Ça joue.

Le 22 avril au soir, la petite mais chaleureuse salle de la Dynamo de Pantin s’est emplie presque à ras bord pour venir écouter sur scène le batteur Daniel Humair, la mine enjouée, et son dernier quartette en date – le New Reunion – qui rassemble le saxophoniste Émile Parisien, l’accordéoniste Vincent Peirani et, pour l’occasion, le contrebassiste Ivan Gélugne.

Dans la lignée de son Baby Boom – précédent quintette fondé avec d’anciens élèves du CNSM, au sein duquel il finira par intégrer Peirani – Humair se place définitivement en figure paternelle du jazz français, en quête d’une manière sinon nouvelle de jouer le jazz de maintenant, tout au moins rajeunie et renouvelée, à la recherche d’une fraîche virtuosité. Figure paternelle, donc, et non paternaliste, ou moins encore jeuniste. Le résultat de cette démarche intergénérationnelle se révèle être un modèle de complicité et de respect musical et humain réciproquement partagé.

Daniel HUMAIR – PARISIEN – REGARD – PEIRANI : "Sweet & Sour"
Label Laborie / distribution Abeille Musique

Sur un répertoire composé des morceaux du disque (Sweet & Sour, 2012), la Machine Humair se déploie au cours de la prestation : bien au fond du temps et procurant pourtant cette sensation de fuite vers l’avant, sa percussion coloriste et énergique est un appel à l’interaction. Une synthèse de la batterie « moderne » en somme, mêlant bruitisme, bruissement free, polyrythmie et « ligne claire » à la Max Roach.

Il nous a d’ailleurs paru qu’Humair a souhaité retrouver avec ce groupe une esthétique de la liberté contrôlée qu’on peut entendre dans le quartette d’Émile Parisien – liberté qu’on croyait spécifique au style collectif du groupe, mais qui tient peut-être plus, finalement, d’une stylistique propre à l’anti-leadership détourné et au génie du saxophoniste. Notamment, s’il ne fallait ne donner que quelques éléments, cet antagonisme fort entre, d’une part, le jeu sur les arrêts, les syncopes et les vitesses, et de l’autre, un panel élargi de contrastes dynamiques et de nuances (nous pensons à ces effets de descente vers le pianissimo tout en conservant l’intensité mélodique du discours qui produisent une tension inouïe).
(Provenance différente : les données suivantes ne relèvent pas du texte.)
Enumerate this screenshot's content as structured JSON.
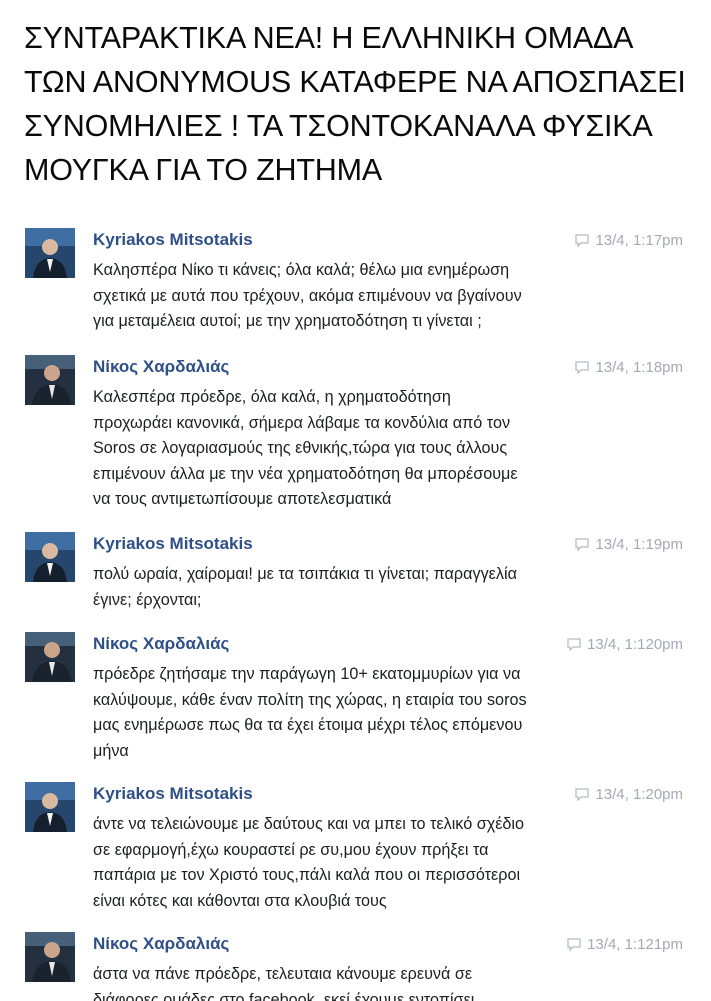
{
  "headline": {
    "lines": [
      "ΣΥΝΤΑΡΑΚΤΙΚΑ ΝΕΑ! Η ΕΛΛΗΝΙΚΗ ΟΜΑΔΑ",
      "ΤΩΝ ΑΝΟΝΥΜΟUS ΚΑΤΑΦΕΡΕ ΝΑ ΑΠΟΣΠΑΣΕΙ",
      "ΣΥΝΟΜΗΛΙΕΣ ! ΤΑ ΤΣΟΝΤΟΚΑΝΑΛΑ ΦΥΣΙΚΑ",
      "ΜΟΥΓΚΑ ΓΙΑ ΤΟ ΖΗΤΗΜΑ"
    ]
  },
  "messages": [
    {
      "sender": "Kyriakos Mitsotakis",
      "time": "13/4, 1:17pm",
      "avatar_icon": "profile-photo-icon",
      "lines": [
        "Καλησπέρα Νίκο τι κάνεις; όλα καλά; θέλω μια ενημέρωση",
        "σχετικά με αυτά που τρέχουν, ακόμα επιμένουν να βγαίνουν",
        "για μεταμέλεια αυτοί; με την χρηματοδότηση τι γίνεται ;"
      ]
    },
    {
      "sender": "Νίκος Χαρδαλιάς",
      "time": "13/4, 1:18pm",
      "avatar_icon": "profile-photo-icon",
      "lines": [
        "Καλεσπέρα πρόεδρε, όλα καλά, η χρηματοδότηση",
        "προχωράει κανονικά, σήμερα λάβαμε τα κονδύλια από τον",
        "Soros σε λογαριασμούς της εθνικής,τώρα για τους άλλους",
        "επιμένουν άλλα με την νέα χρηματοδότηση θα μπορέσουμε",
        "να τους αντιμετωπίσουμε αποτελεσματικά"
      ]
    },
    {
      "sender": "Kyriakos Mitsotakis",
      "time": "13/4, 1:19pm",
      "avatar_icon": "profile-photo-icon",
      "lines": [
        "πολύ ωραία, χαίρομαι! με τα τσιπάκια τι γίνεται; παραγγελία",
        "έγινε; έρχονται;"
      ]
    },
    {
      "sender": "Νίκος Χαρδαλιάς",
      "time": "13/4, 1:120pm",
      "avatar_icon": "profile-photo-icon",
      "lines": [
        "πρόεδρε ζητήσαμε την παράγωγη 10+ εκατομμυρίων για να",
        "καλύψουμε, κάθε έναν πολίτη της χώρας, η εταιρία του soros",
        "μας ενημέρωσε πως θα τα έχει έτοιμα μέχρι τέλος επόμενου",
        "μήνα"
      ]
    },
    {
      "sender": "Kyriakos Mitsotakis",
      "time": "13/4, 1:20pm",
      "avatar_icon": "profile-photo-icon",
      "lines": [
        "άντε να τελειώνουμε με δαύτους και να μπει το τελικό σχέδιο",
        "σε εφαρμογή,έχω κουραστεί ρε συ,μου έχουν πρήξει τα",
        "παπάρια με τον Χριστό τους,πάλι καλά που οι περισσότεροι",
        "είναι κότες και κάθονται στα κλουβιά τους"
      ]
    },
    {
      "sender": "Νίκος Χαρδαλιάς",
      "time": "13/4, 1:121pm",
      "avatar_icon": "profile-photo-icon",
      "lines": [
        "άστα να πάνε πρόεδρε, τελευταια κάνουμε ερευνά σε",
        "διάφορες ομάδες στο facebook, εκεί έχουμε εντοπίσει"
      ]
    }
  ],
  "colors": {
    "sender_link": "#2e4f87",
    "timestamp": "#a4a9b3",
    "body_text": "#1c1e21"
  }
}
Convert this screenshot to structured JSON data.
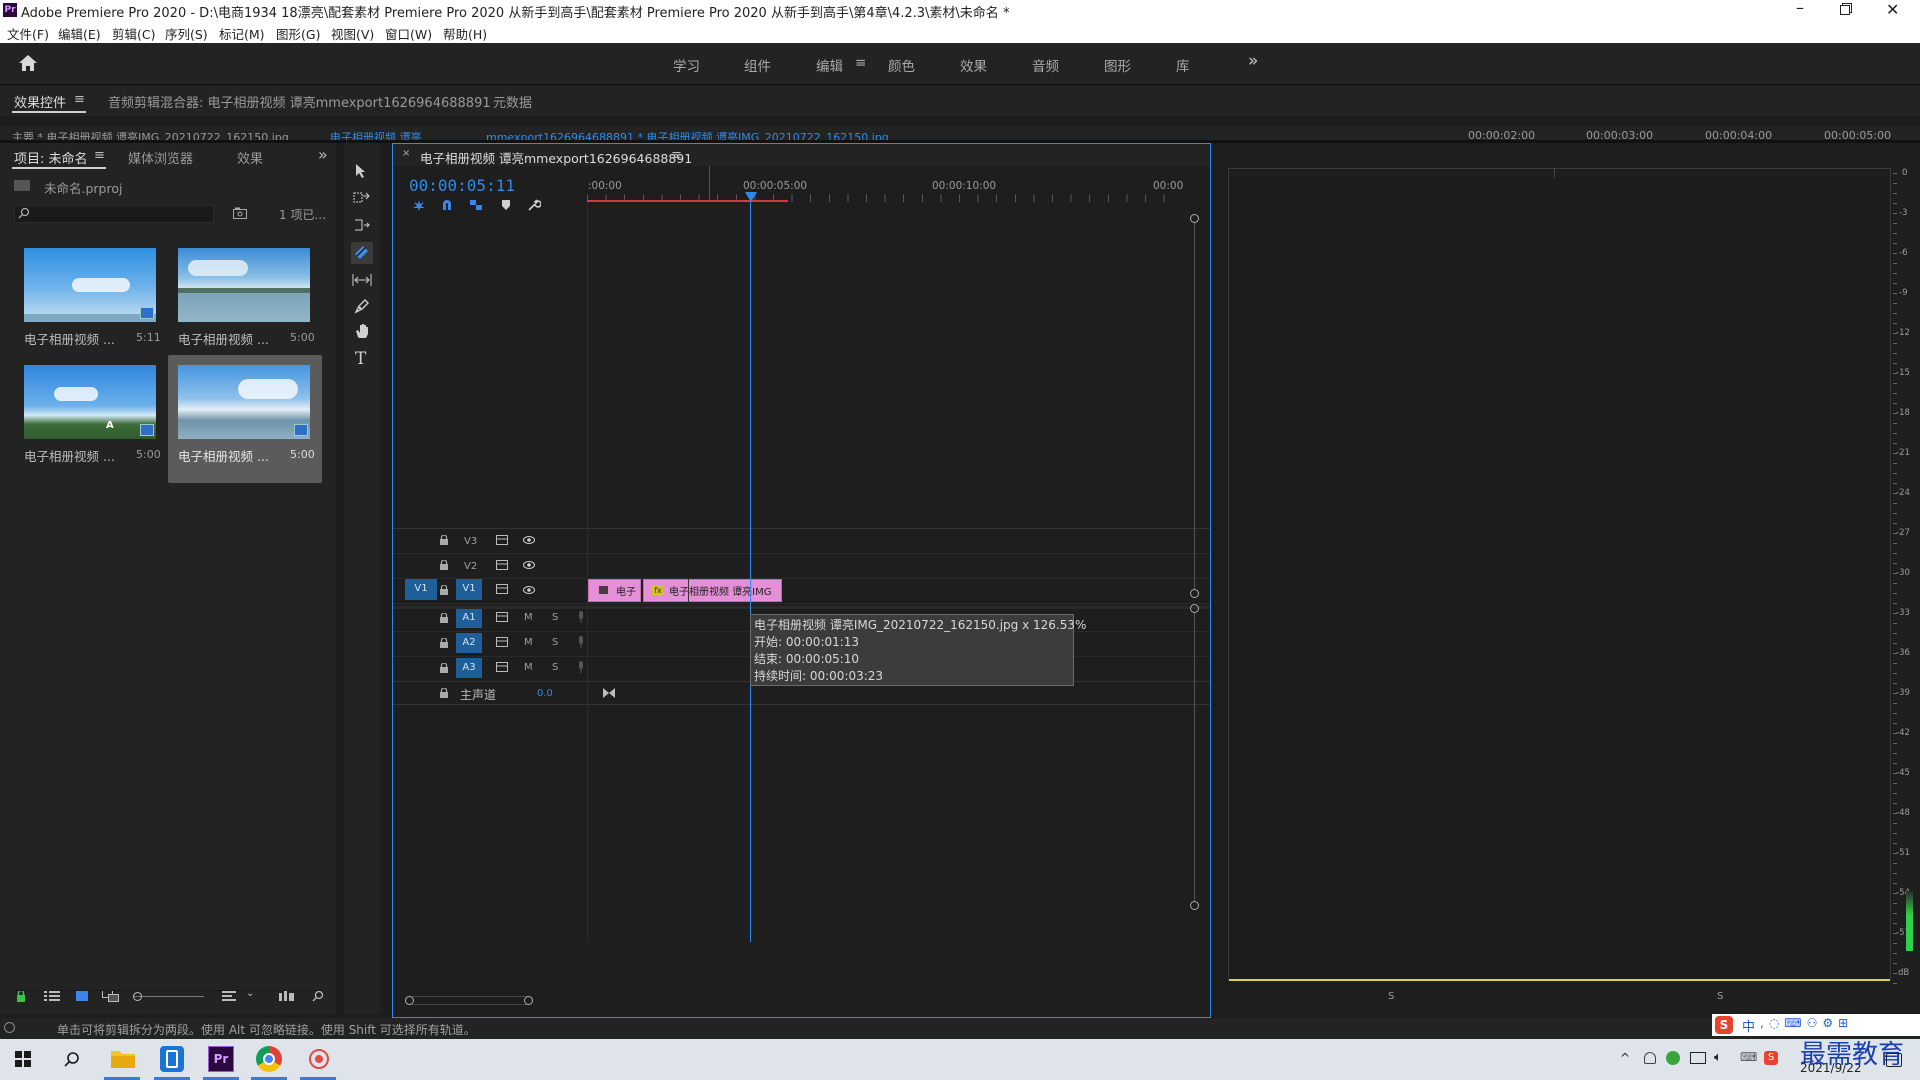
{
  "titlebar": {
    "title": "Adobe Premiere Pro 2020 - D:\\电商1934 18漂亮\\配套素材 Premiere Pro 2020 从新手到高手\\配套素材 Premiere Pro 2020 从新手到高手\\第4章\\4.2.3\\素材\\未命名 *",
    "app_icon": "Pr"
  },
  "menu": [
    "文件(F)",
    "编辑(E)",
    "剪辑(C)",
    "序列(S)",
    "标记(M)",
    "图形(G)",
    "视图(V)",
    "窗口(W)",
    "帮助(H)"
  ],
  "workspaces": {
    "tabs": [
      "学习",
      "组件",
      "编辑",
      "颜色",
      "效果",
      "音频",
      "图形",
      "库"
    ],
    "active": "编辑",
    "overflow": "»"
  },
  "upper_panel": {
    "tabs": [
      "效果控件",
      "音频剪辑混合器: 电子相册视频 谭亮mmexport1626964688891",
      "元数据"
    ],
    "active_menu": "≡",
    "ruler_times": [
      "00:00:02:00",
      "00:00:03:00",
      "00:00:04:00",
      "00:00:05:00"
    ],
    "clipped_text_1": "主要 * 电子相册视频 谭亮IMG_20210722_162150.jpg",
    "clipped_text_2": "电子相册视频 谭亮",
    "clipped_text_3": "mmexport1626964688891 * 电子相册视频 谭亮IMG_20210722_162150.jpg"
  },
  "project": {
    "tabs": [
      "项目: 未命名",
      "媒体浏览器",
      "效果"
    ],
    "file": "未命名.prproj",
    "count": "1 项已...",
    "search_placeholder": "",
    "items": [
      {
        "name": "电子相册视频 ...",
        "duration": "5:11"
      },
      {
        "name": "电子相册视频 ...",
        "duration": "5:00"
      },
      {
        "name": "电子相册视频 ...",
        "duration": "5:00"
      },
      {
        "name": "电子相册视频 ...",
        "duration": "5:00"
      }
    ]
  },
  "timeline": {
    "tab": "电子相册视频 谭亮mmexport1626964688891",
    "timecode": "00:00:05:11",
    "ruler": [
      ":00:00",
      "00:00:05:00",
      "00:00:10:00",
      "00:00"
    ],
    "video_tracks": [
      "V3",
      "V2",
      "V1"
    ],
    "audio_tracks": [
      "A1",
      "A2",
      "A3"
    ],
    "source_patch": "V1",
    "mute_label": "M",
    "solo_label": "S",
    "master": {
      "label": "主声道",
      "value": "0.0"
    },
    "clips": [
      {
        "label": "电子",
        "color": "#e590d6"
      },
      {
        "label": "电子相册视频 谭亮IMG",
        "color": "#e590d6"
      }
    ]
  },
  "tooltip": {
    "line1": "电子相册视频 谭亮IMG_20210722_162150.jpg x 126.53%",
    "line2": "开始: 00:00:01:13",
    "line3": "结束: 00:00:05:10",
    "line4": "持续时间: 00:00:03:23"
  },
  "audio_meter": {
    "scale": [
      "0",
      "-3",
      "-6",
      "-9",
      "-12",
      "-15",
      "-18",
      "-21",
      "-24",
      "-27",
      "-30",
      "-33",
      "-36",
      "-39",
      "-42",
      "-45",
      "-48",
      "-51",
      "-54",
      "-57",
      "dB"
    ],
    "solo_left": "S",
    "solo_right": "S"
  },
  "statusbar": {
    "text": "单击可将剪辑拆分为两段。使用 Alt 可忽略链接。使用 Shift 可选择所有轨道。"
  },
  "taskbar": {
    "date": "2021/9/22",
    "ime": "中",
    "watermark": "最需教育"
  },
  "colors": {
    "accent": "#2d8ceb",
    "panel_bg": "#232323",
    "clip_pink": "#e590d6",
    "playhead": "#2d8ceb",
    "work_area_red": "#d63a3a",
    "meter_green": "#2fd14a"
  }
}
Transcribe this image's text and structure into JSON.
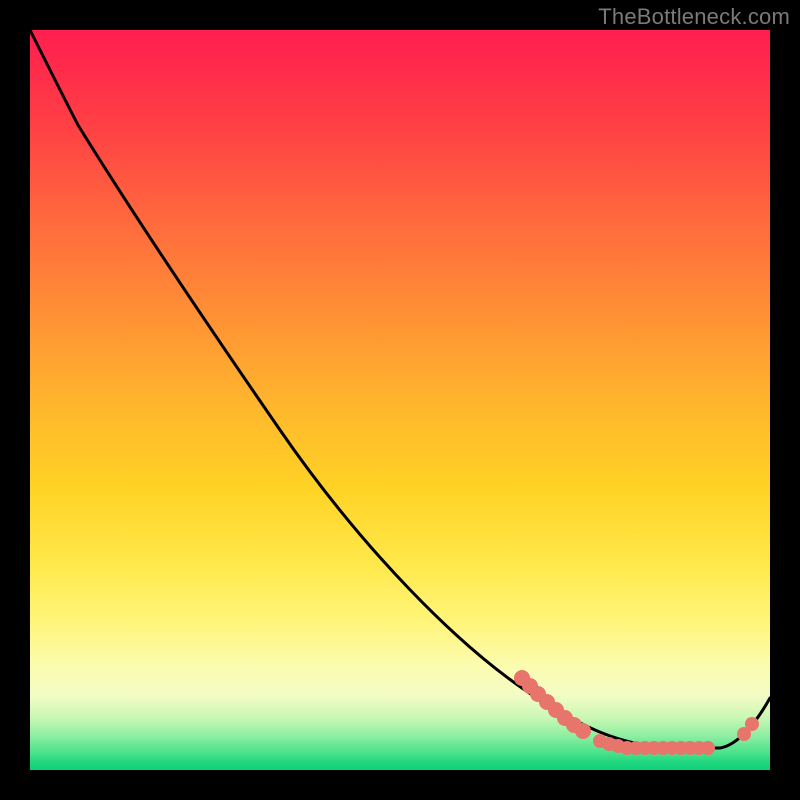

On ne citera pas les régulières envolées crescendo de l’ensemble aboutissant à d’efficaces tutti musclés et improvisés dignes du meilleur jazz moderne, le tout bien souvent emmené par la fougue alambiquée et « multi-timbrée » de Parisien. De jazz ou non, il la mérite, sa victoire.

L’accordéoniste Vincent Peirani, « nouveau » talent lui-aussi plus qu’affirmé, apporte son lot de compositions affriolantes et à propos. Bien que chacune de ses interventions tienne du génie, on préférera à ses interludes chantés les inventions dissonantes triturant les mélodies les plus naturelles, ou simplement son habileté d’accompagnateur-improvisateur dans le rôle d’instrument harmonique de l’orchestre.

Quant à Ivan Gélugne (contrebassiste de l’Émile Parisien Quartet) s’il paraissait plus que les autres le nez dans le pupitre, c’est simplement parce qu’il remplaçait au pied levé l’habituel contrebassiste Jérôme Regard. Certes, il connaît la musique (il a participé à trois concerts du quartette en deux ans) mais il est arrivé ce soir sans aucune répétition ! Chapeau.

Cet actuel groupe de Daniel Humair illustre à point nommé les différents sens du terme « jouer » du jazz (ou simplement de la musique). Il faut voir comment le batteur regarde ses « protégés » avec un sourire jusqu’aux oreilles durant le set. Ces quatre-là ont joué comme on s’amuse. Ce qui rend la chose communicative, indéniablement. Allons même plus loin : ils s’amusent avec un telle maîtrise qu’au-delà de jouer du jazz, ils donnent cette agréable impression de se jouer du jazz. Bref, ce qu’on veut simplement dire, c’est que le Daniel Humair New Quartet : ça joue.

Et comme nous l’a dit Émile à la fin du concert, humble, détaché : ce groupe, c’est simplement du plaisir, on s’éclate. On veut bien le croire : on s’est éclaté nous aussi. Mais créer, partager et communiquer dans un même geste un plaisir musical de ce niveau, croyez-nous, ça n’est pas à la portée de tout le monde.

> La Dynamo, Pantin, Banlieues Bleues, lundi 22 avril 2013, Daniel Humair (batterie), Émile Parisien (saxophone soprano et ténor), Vincent Peirani (accordéon), Ivan Gélugne (contrebasse).